Gruppe 47. „Nach Auschwitz nur noch Provinz.“ Was der Literaturhistoriker Jörg Magenau fast beiläufig als Motto der „Gruppe 47“ unterschiebt, einem lockeren Zusammenschluß von Schriftstellern und Kritikern, die sich seit 1947 in der Regel einmal jährlich in abgelegenen Landgasthöfen trafen, klingt doppeldeutig. Denn es kann sich nicht nur auf die Tagungsorte, sondern auch auf die Textproduktion dieser Gruppe beziehen. Dann enthielte es ein Todesurteil, das auch tatsächlich ausgesprochen wurde. Von Peter Handke, auf der einzigen Tagung, für die man sich aus der Provinz herausgetraut hatte, im Sommer 1966, in Princeton. Dort schmähte der Debütant Handke in einem denkwürdigen Auftritt die Erzeugnisse der versammelten Garde der Grass, Lenz, Enzensberger, Weiss als weniger denn provinziell – als „läppisch“. Diese Schärfe der Verachtung macht sich Magenau nicht zu eigen. Doch geschickt gewählte Kontraste, Princeton vor dem Hintergrund des Vietnamkrieges, Princeton als Exil-ort Albert Einsteins und Thomas Manns, als Zuhause des von den „Läppischen“ ignorierten Logik-Genies Kurt Gödel, eingestreute Zitate realitätsferner politischer Interventionen der vorwiegend linksliberalen Literaten, zwingen am Ende dazu, Handkes Urteil 50 Jahre später zu bestätigen. (wm)

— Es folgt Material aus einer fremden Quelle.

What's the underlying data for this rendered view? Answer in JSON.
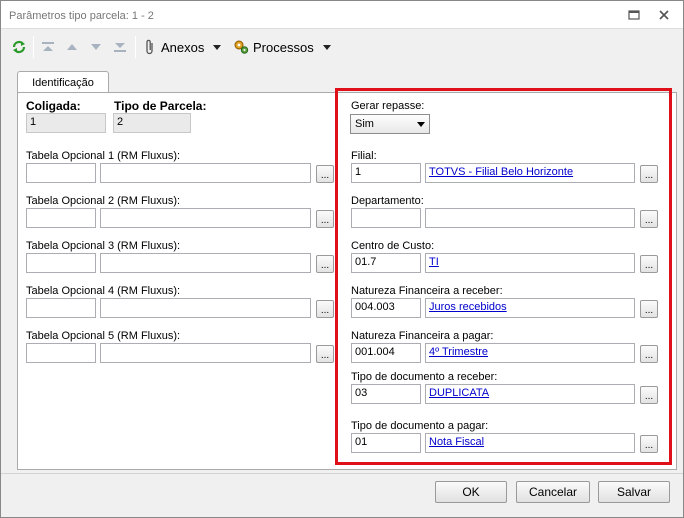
{
  "window": {
    "title": "Parâmetros tipo parcela: 1 - 2"
  },
  "toolbar": {
    "anexos_label": "Anexos",
    "processos_label": "Processos"
  },
  "tabs": [
    {
      "label": "Identificação"
    }
  ],
  "left": {
    "coligada_label": "Coligada:",
    "coligada_value": "1",
    "tipo_parcela_label": "Tipo de Parcela:",
    "tipo_parcela_value": "2",
    "tabelas": [
      {
        "label": "Tabela Opcional 1 (RM Fluxus):",
        "code": "",
        "desc": ""
      },
      {
        "label": "Tabela Opcional 2 (RM Fluxus):",
        "code": "",
        "desc": ""
      },
      {
        "label": "Tabela Opcional 3 (RM Fluxus):",
        "code": "",
        "desc": ""
      },
      {
        "label": "Tabela Opcional 4 (RM Fluxus):",
        "code": "",
        "desc": ""
      },
      {
        "label": "Tabela Opcional 5 (RM Fluxus):",
        "code": "",
        "desc": ""
      }
    ]
  },
  "right": {
    "gerar_repasse_label": "Gerar repasse:",
    "gerar_repasse_value": "Sim",
    "fields": [
      {
        "label": "Filial:",
        "code": "1",
        "desc": "TOTVS - Filial Belo Horizonte"
      },
      {
        "label": "Departamento:",
        "code": "",
        "desc": ""
      },
      {
        "label": "Centro de Custo:",
        "code": "01.7",
        "desc": "TI"
      },
      {
        "label": "Natureza Financeira a receber:",
        "code": "004.003",
        "desc": "Juros recebidos"
      },
      {
        "label": "Natureza Financeira a pagar:",
        "code": "001.004",
        "desc": "4º Trimestre"
      },
      {
        "label": "Tipo de documento a receber:",
        "code": "03",
        "desc": "DUPLICATA"
      },
      {
        "label": "Tipo de documento a pagar:",
        "code": "01",
        "desc": "Nota Fiscal"
      }
    ]
  },
  "lookup_label": "...",
  "buttons": {
    "ok": "OK",
    "cancelar": "Cancelar",
    "salvar": "Salvar"
  },
  "colors": {
    "highlight": "#e0101a",
    "link": "#0000cc"
  }
}
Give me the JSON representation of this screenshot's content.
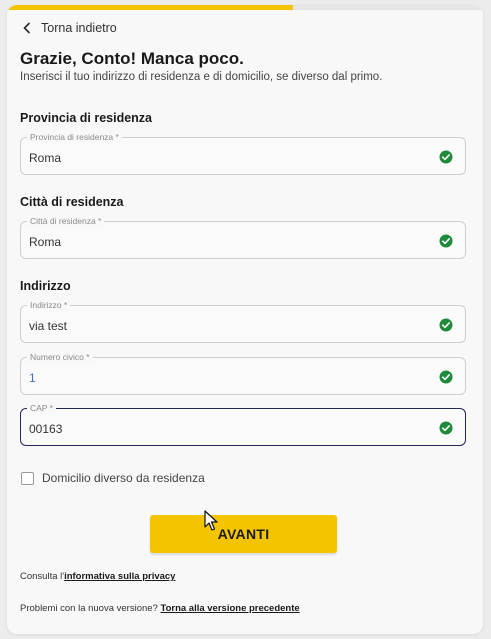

Jörg Magenau: Princeton 66. Die abenteuerliche Reise der Gruppe 47. Verlag Klett-Cotta, Stuttgart 2016, gebunden, 213 Seiten, Abbildungen, 19,95 Euro




Hitler. Wer in die bundesdeutsche Atmosphäre der siebziger und achtziger Jahre eintauchen möchte, um zu verstehen, warum sich die Illustrierte Stern für einen Millionenbetrag plump gefälschte „Hitler-Tagebücher“ unterjubeln ließ, schaue sich die witzigste deutsche Komödie an, die nach 1945 auf die Leinwand kam, Helmut Dietls „Schtonk!“ (1992). Mit verstörender Verwunderung registriert man daher in Rudolf Rietzlers Versuch über das „Hitlerbild der Deutschen“, genauer: der Westdeutschen, daß er zwar dem Stern-Desaster einige Absätze widmet und an die in Sachen Drittes Reich seltsam nostalgisch wirkende Meinungsführerschaft des linksliberalen Wochenmagazins erinnert, aber Dietls funkensprühendes Meisterwerk mit zwei Zeilen abtut. Was nicht verwundert, weil dem einstigen Spiegel-Redakteur, einem Schüler Fritz Fischers, promoviert mit einem grobianischen Holzschnitt zur „braunen Provinz“ Schleswig-Holstein vor 1933, eigentlicher Sinn fürs Historische abgeht. Daher bietet Rietzler nicht nur im zentralen Kapitel über die von Albert Speers Tagebüchern und Joachim Fests Biographie ausgelöste „Hitler-Welle“ der Siebziger, sondern durchgängig kaum Ansätze einer Analyse sine ira et studio. Stattdessen dominiert jene hämisch-süffisante, anödend-geistlose Rechthaberei, mit der man am führerfixierten Spiegel-Stammtisch bis zur Stunde „Vergangenheit bewältigt“. (ob)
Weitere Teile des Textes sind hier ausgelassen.